What data is used to create analytics for quality of response?

Quality of response analytics are calculated using a sample of generative answer responses. It requires the user query, the agent response, and the relevant knowledge sources that the generative model uses for the generative answer.

Quality of response analytics uses that information to evaluate if the generative answer quality is good, and if not, then why the quality is poor. For example, quality of response can identify incomplete, irrelevant, or not fully grounded responses.

What are the limitations of quality of response analytics, and how can users minimize the impact of limitations?

Quality of response analytics aren't calculated using all generative responses. Instead, analytics measures a sample of user-agent sessions. Agents below a minimum number of successful generative answers can't receive a quality of response analytical summary.
There are cases when analytics don't evaluate an individual response accurately. On an aggregated level, it should be accurate for most cases.
Quality of response analytics don’t provide a breakdown of the specific queries that led to low quality performance. They also don't provide a breakdown of common knowledge sources or topics that were used when low quality responses occur.
Analytics aren't calculated for answers that use generative knowledge.
Part of the metrics quality of responses analytics assesses is answer completeness. It evaluates how much the response is complete in related to the retrieved document.

If a relevant document which contains additional information to the given question isn’t retrieved, the completeness metric isn't evaluated according to this document.

What protections are in place within Copilot Studio for responsible AI?

Users of agents don't see analytics results; they're available to agent makers and admins only.

Makers and admins can only use quality of response analytics to see the percentage of good quality responses and any predefined reasons for poor performance. Makers can only see the percentage of good quality responses and predefine reasons.

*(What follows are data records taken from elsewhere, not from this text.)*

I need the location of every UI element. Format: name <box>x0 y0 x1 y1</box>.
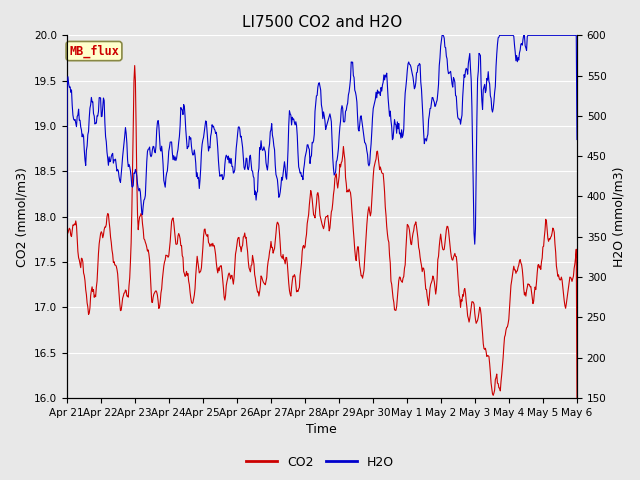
Title: LI7500 CO2 and H2O: LI7500 CO2 and H2O <box>242 15 402 30</box>
X-axis label: Time: Time <box>307 423 337 436</box>
Y-axis label: H2O (mmol/m3): H2O (mmol/m3) <box>612 167 625 267</box>
Text: MB_flux: MB_flux <box>69 44 119 58</box>
Legend: CO2, H2O: CO2, H2O <box>241 451 399 474</box>
Y-axis label: CO2 (mmol/m3): CO2 (mmol/m3) <box>15 167 28 266</box>
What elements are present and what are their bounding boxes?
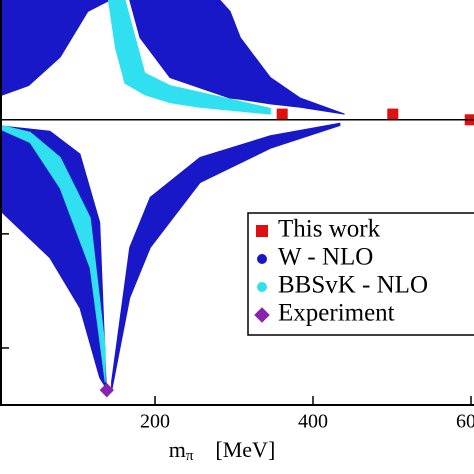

We tested analytics for quality of responses thoroughly during development to ensure good performance. However, on rare occurrences, quality of response assessments may be inaccurate.

Clustering for insights

What is clustering's intended use?

Clustering for insights is used to discover and create contextual insights. Currently, Copilot Studio analytics uses clustering to find user queries that an agent isn’t able to address, then organize them into groups by content theme. Copilot Studio uses these groups to generate insights for addressing these unanswered queries. Copilot Studio generates clusters for this insight type daily, using all unanswered user queries from the last seven days.

What data is used to create clusters and insights?

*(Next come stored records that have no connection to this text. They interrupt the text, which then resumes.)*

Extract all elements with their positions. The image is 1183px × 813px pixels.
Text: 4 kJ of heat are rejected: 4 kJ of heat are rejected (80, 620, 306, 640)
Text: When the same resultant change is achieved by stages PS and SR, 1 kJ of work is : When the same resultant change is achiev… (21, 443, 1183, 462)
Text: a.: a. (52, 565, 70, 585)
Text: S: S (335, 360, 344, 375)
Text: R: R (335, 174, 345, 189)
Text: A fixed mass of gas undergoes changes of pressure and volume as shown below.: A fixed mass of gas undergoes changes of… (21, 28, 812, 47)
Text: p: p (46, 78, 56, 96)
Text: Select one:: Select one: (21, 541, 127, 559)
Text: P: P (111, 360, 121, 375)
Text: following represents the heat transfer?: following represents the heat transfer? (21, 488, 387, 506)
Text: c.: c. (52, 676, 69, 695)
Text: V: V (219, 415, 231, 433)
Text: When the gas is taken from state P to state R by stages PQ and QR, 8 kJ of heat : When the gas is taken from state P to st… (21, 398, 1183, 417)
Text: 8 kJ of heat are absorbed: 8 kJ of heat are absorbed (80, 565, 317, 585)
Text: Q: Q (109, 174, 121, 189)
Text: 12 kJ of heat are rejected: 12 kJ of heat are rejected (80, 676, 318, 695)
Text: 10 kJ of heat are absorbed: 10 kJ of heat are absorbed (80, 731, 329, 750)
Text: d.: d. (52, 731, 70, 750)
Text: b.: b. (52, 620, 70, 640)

Clustering collects user queries from the last seven days that, using generative answers, resulted in an unanswered query.

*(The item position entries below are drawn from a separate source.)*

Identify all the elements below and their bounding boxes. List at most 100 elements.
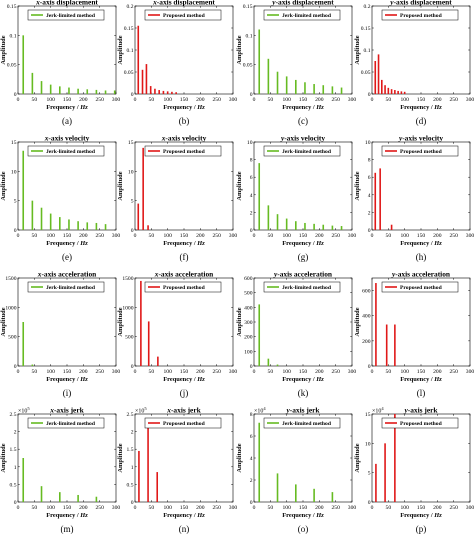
y-axis-label: Amplitude [236, 443, 243, 472]
x-axis-label-part-0: Frequency / [282, 512, 316, 519]
x-tick-label: 300 [466, 233, 474, 239]
chart-title-part-1: -axis jerk [54, 406, 85, 415]
chart-title: y-axis velocity [398, 134, 443, 143]
chart-title-part-0: x [161, 134, 166, 143]
x-tick-label: 250 [95, 369, 104, 375]
legend-label: Proposed method [400, 285, 443, 291]
y-tick-label: 200 [362, 339, 371, 345]
x-tick-label: 0 [17, 97, 20, 103]
x-axis-label-part-0: Frequency / [282, 104, 316, 111]
y-tick-label: 0.2 [127, 4, 134, 10]
y-tick-label: 600 [362, 289, 371, 295]
x-axis-label-part-0: Frequency / [400, 104, 434, 111]
x-axis-label-part-0: Frequency / [282, 240, 316, 247]
legend-label: Jerk-limited method [282, 285, 332, 291]
y-tick-label: 6 [368, 175, 371, 181]
chart-title-part-1: -axis acceleration [41, 270, 96, 279]
y-tick-label: 100 [244, 349, 253, 355]
y-tick-label: 0 [14, 500, 17, 506]
y-tick-label: 0.05 [361, 70, 371, 76]
x-tick-label: 100 [400, 97, 409, 103]
y-tick-label: 0.05 [7, 63, 17, 69]
chart-title-part-0: y [271, 0, 276, 7]
chart-title: x-axis velocity [161, 134, 207, 143]
y-tick-label: 0 [131, 364, 134, 370]
x-tick-label: 200 [196, 369, 205, 375]
legend-label: Jerk-limited method [282, 13, 332, 19]
x-axis-label: Frequency / Hz [163, 376, 205, 383]
x-tick-label: 200 [315, 505, 324, 511]
chart-title-part-0: x [35, 0, 40, 7]
subfigure-caption: (c) [298, 116, 308, 126]
y-tick-label: 0 [368, 500, 371, 506]
chart-g: y-axis velocity 0 50 100 150 200 250 300 0 2 4 6 8 10… [236, 134, 356, 263]
x-tick-label: 200 [315, 233, 324, 239]
chart-title-part-1: -axis velocity [48, 134, 89, 143]
x-tick-label: 200 [79, 505, 88, 511]
legend-box [144, 9, 222, 21]
x-tick-label: 0 [253, 369, 256, 375]
x-tick-label: 100 [46, 369, 55, 375]
x-tick-label: 100 [163, 505, 172, 511]
legend-box [381, 417, 459, 429]
x-tick-label: 0 [371, 233, 374, 239]
subfigure-caption: (o) [298, 524, 309, 534]
x-tick-label: 100 [282, 233, 291, 239]
x-tick-label: 150 [299, 369, 308, 375]
chart-title-part-1: -axis acceleration [277, 270, 332, 279]
chart-title: y-axis acceleration [391, 270, 450, 279]
chart-l: y-axis acceleration 0 50 100 150 200 250 300 0 20… [354, 270, 474, 399]
x-axis-label-part-1: Hz [79, 376, 88, 383]
y-tick-label: 10 [128, 169, 134, 175]
chart-title-part-0: x [166, 406, 171, 415]
y-axis-label: Amplitude [236, 307, 243, 336]
x-tick-label: 150 [417, 369, 426, 375]
x-tick-label: 0 [371, 97, 374, 103]
chart-title: x-axis acceleration [37, 270, 97, 279]
y-tick-label: 4 [368, 193, 371, 199]
legend-box [27, 145, 105, 157]
chart-h: y-axis velocity 0 50 100 150 200 250 300 0 2 4 6 8 10… [354, 134, 474, 263]
y-tick-label: 2 [14, 430, 17, 436]
y-axis-label: Amplitude [354, 35, 361, 64]
y-tick-label: 0 [14, 92, 17, 98]
x-tick-label: 150 [63, 369, 72, 375]
x-tick-label: 100 [46, 233, 55, 239]
x-axis-label-part-1: Hz [433, 104, 442, 111]
x-tick-label: 150 [299, 505, 308, 511]
y-tick-label: 0.15 [124, 26, 134, 32]
x-axis-label-part-0: Frequency / [400, 240, 434, 247]
x-tick-label: 100 [46, 97, 55, 103]
x-tick-label: 0 [134, 369, 137, 375]
chart-title: x-axis jerk [166, 406, 201, 415]
y-tick-label: 600 [244, 276, 253, 282]
y-tick-label: 10 [365, 441, 371, 447]
x-axis-label-part-1: Hz [196, 376, 205, 383]
legend-label: Proposed method [163, 13, 206, 19]
axis-exponent-base: ×10 [18, 409, 27, 415]
y-tick-label: 10 [365, 140, 371, 146]
legend-label: Jerk-limited method [46, 13, 96, 19]
y-axis-label: Amplitude [117, 35, 124, 64]
chart-d: y-axis displacement 0 50 100 150 200 250 300 0 0.… [354, 0, 474, 126]
axis-exponent: ×104 [372, 406, 384, 415]
x-tick-label: 300 [112, 233, 121, 239]
legend-box [27, 9, 105, 21]
legend-label: Proposed method [163, 421, 206, 427]
y-tick-label: 0.05 [124, 70, 134, 76]
axis-exponent: ×105 [18, 406, 30, 415]
y-tick-label: 5 [14, 199, 17, 205]
x-axis-label: Frequency / Hz [46, 104, 88, 111]
legend-label: Proposed method [163, 149, 206, 155]
x-tick-label: 0 [253, 233, 256, 239]
chart-title: x-axis displacement [152, 0, 215, 7]
x-tick-label: 50 [32, 97, 38, 103]
y-tick-label: 1500 [5, 276, 16, 282]
x-tick-label: 250 [212, 233, 221, 239]
y-tick-label: 0 [131, 500, 134, 506]
y-axis-label: Amplitude [0, 35, 7, 64]
x-tick-label: 300 [348, 369, 357, 375]
x-tick-label: 250 [449, 369, 458, 375]
y-tick-label: 500 [8, 335, 17, 341]
y-tick-label: 15 [128, 140, 134, 146]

The feature also collects any feedback makers provide through thumbs up or down reactions. We use this data to evaluate and improve the quality of clustering. More information on what data is collected is available in the preview terms.

What are the limitations of clustering and insights, and how can users minimize the impact of limitations?

Clustering and suggestion quality depends on the queries that fit the goal for each suggestion type. If there aren't many user queries that match the insight type, or the queries are too unrelated, the clusters can be too specific or too vague to result in meaningful suggestions.
Clustering and insights aren't always perfect and can contain mistakes.

What operational factors and settings allow for effective and responsible use of agent templates and managed agents?

Users of agents don't see clusters or insights; they're available to agent makers and admins only. To protect against harmful content, we apply content moderation policies during suggestion generation.